BigQuery architecture fulfills 3 points from the Databricks article's checklist, namely the transaction support, schema enforcement and governance, and storage decoupled from compute. To prove you that, let's start with the architecture of BigQuery:
From the picture, you can see that every table is represented as the files stored in the fault-tolerant Colossus file system. Looks similar to storing the data in Delta Lake format and exposing it through the tables, right? It also proves the points about decoupled storage from compute and schema enforcement. Since the table represents here a structured dataset, it automatically involves a normalized and consistent schema. It also provides the auditing mechanism through the Cloud Audit Logs service. Regarding the ACID transactions, BigQuery supports them, and it's highlighted in the documentation.
This connectivity point checks the next square, the support for various data use cases. As you saw, BigQuery can be used - and is used - for data visualization, but it can also be employed in Machine Learning scenarios. Apart from the APIs and *DBC connectors, BigQuery also provides a Python SDK that you can use in the ML scenarios.
The last matched point from my perspective concerns the end-to-end streaming. BigQuery supports streaming ingestion from Dataflow but can't be used as a streaming data source like Delta Lake with Apache Spark Structured Streaming. Therefore, it fulfills this requirement partially.
Is it a perfect fit?
From the previous section, you can think that yes, but there are still 2 points to check. The first of them is the support for diverse data types (structured, unstructured). Storing full text or binary files in BigQuery is not a good idea (is it even possible technically for the binary ones?). The service pricing is based on the amount of queried data, and that's why the unstructured data is often stored in GCS and referenced from BigQuery. Even though I wouldn't say that it's a discriminating point for considering BigQuery as a Lakehouse, it means that you will need another storage for the unstructured files.
And finally the last point, the openness, defined as:
Openness: The storage formats they use are open and standardized, such as Parquet, and they provide an API so a variety of tools and engines, including machine learning and Python/R libraries, can efficiently access the data directly.

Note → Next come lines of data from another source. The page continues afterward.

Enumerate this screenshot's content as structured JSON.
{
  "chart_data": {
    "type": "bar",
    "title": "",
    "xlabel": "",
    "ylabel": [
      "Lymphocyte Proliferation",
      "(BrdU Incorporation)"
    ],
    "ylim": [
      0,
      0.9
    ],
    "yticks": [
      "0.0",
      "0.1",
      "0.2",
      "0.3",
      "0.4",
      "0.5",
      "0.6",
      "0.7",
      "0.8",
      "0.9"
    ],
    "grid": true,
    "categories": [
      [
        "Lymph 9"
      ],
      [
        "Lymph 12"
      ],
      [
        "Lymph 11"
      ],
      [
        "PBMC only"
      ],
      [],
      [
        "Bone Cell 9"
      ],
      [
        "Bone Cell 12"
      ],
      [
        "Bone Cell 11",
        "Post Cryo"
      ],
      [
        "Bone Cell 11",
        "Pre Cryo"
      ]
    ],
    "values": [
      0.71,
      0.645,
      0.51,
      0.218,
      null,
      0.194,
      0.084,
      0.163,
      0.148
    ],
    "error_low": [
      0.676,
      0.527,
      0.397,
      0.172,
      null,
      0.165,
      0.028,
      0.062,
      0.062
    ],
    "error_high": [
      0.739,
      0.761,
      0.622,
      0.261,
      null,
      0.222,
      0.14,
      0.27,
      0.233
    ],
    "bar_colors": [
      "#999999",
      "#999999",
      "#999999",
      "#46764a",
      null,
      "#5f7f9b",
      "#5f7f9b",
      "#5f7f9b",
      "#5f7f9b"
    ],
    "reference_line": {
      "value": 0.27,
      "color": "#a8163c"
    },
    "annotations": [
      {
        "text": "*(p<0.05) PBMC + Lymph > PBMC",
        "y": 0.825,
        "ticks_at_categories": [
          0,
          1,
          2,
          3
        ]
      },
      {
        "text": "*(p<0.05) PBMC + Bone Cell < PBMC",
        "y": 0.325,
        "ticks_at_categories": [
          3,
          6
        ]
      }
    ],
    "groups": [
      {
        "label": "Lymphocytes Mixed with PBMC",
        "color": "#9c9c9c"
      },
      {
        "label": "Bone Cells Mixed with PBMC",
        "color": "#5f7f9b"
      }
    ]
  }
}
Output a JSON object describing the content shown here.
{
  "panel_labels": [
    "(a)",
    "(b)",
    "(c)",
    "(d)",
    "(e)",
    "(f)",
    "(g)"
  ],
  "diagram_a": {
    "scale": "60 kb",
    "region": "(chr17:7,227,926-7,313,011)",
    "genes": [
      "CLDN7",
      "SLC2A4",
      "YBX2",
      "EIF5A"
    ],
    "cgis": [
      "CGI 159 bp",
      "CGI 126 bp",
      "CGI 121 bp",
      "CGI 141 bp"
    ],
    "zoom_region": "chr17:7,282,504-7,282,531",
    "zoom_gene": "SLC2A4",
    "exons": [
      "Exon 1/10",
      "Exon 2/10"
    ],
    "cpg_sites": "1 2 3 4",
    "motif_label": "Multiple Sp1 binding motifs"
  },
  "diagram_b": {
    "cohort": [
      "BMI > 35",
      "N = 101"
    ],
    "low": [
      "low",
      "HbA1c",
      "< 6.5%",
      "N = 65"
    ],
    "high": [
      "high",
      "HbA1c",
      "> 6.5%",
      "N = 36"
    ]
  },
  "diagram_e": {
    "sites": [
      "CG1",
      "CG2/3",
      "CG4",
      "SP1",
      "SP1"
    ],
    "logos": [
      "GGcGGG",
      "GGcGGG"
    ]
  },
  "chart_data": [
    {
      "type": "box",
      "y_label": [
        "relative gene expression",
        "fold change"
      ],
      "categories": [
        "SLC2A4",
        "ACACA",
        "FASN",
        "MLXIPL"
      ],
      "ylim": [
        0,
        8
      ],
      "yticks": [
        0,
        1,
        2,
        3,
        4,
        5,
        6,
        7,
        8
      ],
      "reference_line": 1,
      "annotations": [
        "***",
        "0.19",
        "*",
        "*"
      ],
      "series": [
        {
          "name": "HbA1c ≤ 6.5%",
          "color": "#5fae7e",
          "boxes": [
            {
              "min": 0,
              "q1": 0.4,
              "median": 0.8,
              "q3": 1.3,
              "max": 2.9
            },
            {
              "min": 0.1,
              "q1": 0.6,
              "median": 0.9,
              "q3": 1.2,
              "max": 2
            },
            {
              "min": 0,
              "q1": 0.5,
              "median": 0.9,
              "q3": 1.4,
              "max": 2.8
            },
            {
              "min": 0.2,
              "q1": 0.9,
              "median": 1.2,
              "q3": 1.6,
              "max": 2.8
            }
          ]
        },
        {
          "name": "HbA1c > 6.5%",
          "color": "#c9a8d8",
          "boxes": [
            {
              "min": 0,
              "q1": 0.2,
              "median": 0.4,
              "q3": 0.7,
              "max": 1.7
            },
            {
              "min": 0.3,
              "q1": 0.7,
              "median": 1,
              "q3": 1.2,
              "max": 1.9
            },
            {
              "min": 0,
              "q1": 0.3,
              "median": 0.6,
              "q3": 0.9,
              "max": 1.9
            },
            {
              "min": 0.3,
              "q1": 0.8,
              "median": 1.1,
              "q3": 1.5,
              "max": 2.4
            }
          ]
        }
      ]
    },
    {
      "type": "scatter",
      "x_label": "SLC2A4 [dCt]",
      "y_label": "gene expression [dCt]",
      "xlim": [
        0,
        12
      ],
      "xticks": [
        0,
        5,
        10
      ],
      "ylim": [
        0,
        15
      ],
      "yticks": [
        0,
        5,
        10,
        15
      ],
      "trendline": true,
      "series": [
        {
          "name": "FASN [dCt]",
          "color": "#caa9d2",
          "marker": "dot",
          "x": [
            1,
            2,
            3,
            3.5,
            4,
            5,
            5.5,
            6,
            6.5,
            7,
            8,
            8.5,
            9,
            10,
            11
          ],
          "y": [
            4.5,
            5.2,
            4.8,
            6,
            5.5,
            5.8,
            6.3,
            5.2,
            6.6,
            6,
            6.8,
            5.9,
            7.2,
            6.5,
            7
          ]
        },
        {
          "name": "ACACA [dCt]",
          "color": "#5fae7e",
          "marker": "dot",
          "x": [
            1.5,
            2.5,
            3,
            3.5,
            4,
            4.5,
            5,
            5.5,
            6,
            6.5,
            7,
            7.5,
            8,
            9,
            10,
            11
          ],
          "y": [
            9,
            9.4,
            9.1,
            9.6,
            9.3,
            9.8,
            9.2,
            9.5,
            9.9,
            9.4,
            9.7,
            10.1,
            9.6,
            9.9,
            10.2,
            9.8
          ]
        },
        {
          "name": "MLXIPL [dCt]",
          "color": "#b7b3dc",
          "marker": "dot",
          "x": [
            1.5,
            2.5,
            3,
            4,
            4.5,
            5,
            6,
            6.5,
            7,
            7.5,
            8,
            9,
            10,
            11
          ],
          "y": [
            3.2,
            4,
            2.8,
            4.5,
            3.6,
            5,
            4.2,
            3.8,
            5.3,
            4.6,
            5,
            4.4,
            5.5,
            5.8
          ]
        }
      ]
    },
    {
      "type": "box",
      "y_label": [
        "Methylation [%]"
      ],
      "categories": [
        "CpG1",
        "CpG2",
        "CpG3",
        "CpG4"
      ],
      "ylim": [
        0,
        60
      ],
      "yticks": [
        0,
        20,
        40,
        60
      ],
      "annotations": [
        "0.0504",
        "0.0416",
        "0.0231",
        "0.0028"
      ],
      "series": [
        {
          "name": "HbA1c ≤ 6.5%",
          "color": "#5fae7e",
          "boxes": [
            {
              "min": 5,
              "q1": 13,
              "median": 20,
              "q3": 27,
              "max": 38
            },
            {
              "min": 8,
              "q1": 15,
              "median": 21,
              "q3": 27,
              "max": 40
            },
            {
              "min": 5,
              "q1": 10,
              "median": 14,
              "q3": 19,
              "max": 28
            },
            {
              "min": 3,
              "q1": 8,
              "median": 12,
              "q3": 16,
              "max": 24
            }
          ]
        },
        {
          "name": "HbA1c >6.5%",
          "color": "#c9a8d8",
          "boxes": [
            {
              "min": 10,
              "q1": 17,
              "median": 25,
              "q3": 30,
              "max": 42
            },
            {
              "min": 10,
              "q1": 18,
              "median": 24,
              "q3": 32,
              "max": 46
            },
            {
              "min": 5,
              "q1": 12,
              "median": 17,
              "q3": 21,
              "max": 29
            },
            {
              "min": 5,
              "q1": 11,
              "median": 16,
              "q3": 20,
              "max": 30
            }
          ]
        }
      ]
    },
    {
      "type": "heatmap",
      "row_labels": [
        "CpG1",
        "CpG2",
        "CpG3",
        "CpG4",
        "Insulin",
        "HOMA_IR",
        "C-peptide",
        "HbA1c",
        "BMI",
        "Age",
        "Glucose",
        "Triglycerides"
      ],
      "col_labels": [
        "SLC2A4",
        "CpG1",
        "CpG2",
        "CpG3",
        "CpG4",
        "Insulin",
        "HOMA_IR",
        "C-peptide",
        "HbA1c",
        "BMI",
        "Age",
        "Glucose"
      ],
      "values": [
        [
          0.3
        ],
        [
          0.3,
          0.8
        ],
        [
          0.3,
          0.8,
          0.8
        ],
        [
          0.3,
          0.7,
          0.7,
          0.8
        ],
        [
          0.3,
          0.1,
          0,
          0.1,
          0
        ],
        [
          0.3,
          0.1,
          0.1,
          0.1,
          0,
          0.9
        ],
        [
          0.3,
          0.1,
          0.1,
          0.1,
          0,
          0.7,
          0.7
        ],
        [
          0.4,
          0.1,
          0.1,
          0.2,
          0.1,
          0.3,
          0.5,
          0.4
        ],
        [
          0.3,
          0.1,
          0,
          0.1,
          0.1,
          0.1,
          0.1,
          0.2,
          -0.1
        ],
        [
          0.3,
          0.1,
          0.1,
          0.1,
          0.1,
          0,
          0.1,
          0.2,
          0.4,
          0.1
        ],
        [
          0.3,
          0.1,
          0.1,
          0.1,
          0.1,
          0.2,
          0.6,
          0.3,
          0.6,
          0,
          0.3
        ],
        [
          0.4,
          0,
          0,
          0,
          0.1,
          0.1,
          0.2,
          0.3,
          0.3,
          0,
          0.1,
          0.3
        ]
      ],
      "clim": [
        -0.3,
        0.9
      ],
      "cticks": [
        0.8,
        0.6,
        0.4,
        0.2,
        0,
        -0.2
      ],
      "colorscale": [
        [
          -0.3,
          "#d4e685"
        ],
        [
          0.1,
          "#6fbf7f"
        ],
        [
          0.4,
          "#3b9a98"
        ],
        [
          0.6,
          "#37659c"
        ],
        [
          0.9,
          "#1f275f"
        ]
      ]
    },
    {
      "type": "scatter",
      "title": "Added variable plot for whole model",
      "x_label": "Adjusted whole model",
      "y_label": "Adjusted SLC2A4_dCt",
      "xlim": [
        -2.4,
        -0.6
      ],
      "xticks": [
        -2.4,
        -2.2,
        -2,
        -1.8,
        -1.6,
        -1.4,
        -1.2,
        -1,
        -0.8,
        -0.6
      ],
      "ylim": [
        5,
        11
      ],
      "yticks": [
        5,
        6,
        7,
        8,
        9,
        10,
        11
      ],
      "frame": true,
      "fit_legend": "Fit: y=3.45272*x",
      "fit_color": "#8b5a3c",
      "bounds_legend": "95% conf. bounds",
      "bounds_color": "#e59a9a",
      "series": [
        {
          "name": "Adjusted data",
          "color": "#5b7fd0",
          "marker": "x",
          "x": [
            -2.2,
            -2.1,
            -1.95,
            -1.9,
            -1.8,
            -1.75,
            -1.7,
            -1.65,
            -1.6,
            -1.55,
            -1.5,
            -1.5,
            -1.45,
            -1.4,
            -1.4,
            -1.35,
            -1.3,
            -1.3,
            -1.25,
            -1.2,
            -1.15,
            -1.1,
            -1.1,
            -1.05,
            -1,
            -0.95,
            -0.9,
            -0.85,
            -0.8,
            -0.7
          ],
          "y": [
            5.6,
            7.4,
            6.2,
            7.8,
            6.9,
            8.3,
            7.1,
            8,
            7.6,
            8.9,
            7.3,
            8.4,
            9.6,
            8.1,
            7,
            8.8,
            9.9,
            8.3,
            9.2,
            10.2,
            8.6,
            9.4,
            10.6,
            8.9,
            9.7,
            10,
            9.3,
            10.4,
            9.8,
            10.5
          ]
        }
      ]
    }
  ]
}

BigQuery storage is a closed-source technology, even though you can find some high-level details in various sources. But on the other hand, this vendor-locking aspect is a very common trade-off for choosing managed cloud services to reduce the time-to-market and operational part. If you can accept that, it shouldn't be then a blocking point.
To summarize, in the following picture you will find the 8 checkpoints from the original Lakehouse article matched to GCP technologies:
As you can see, a lot of points are checked, some of them are not or are only partially valid. I would say that despite these small differences, BigQuery fits to lakehouse pattern. And you?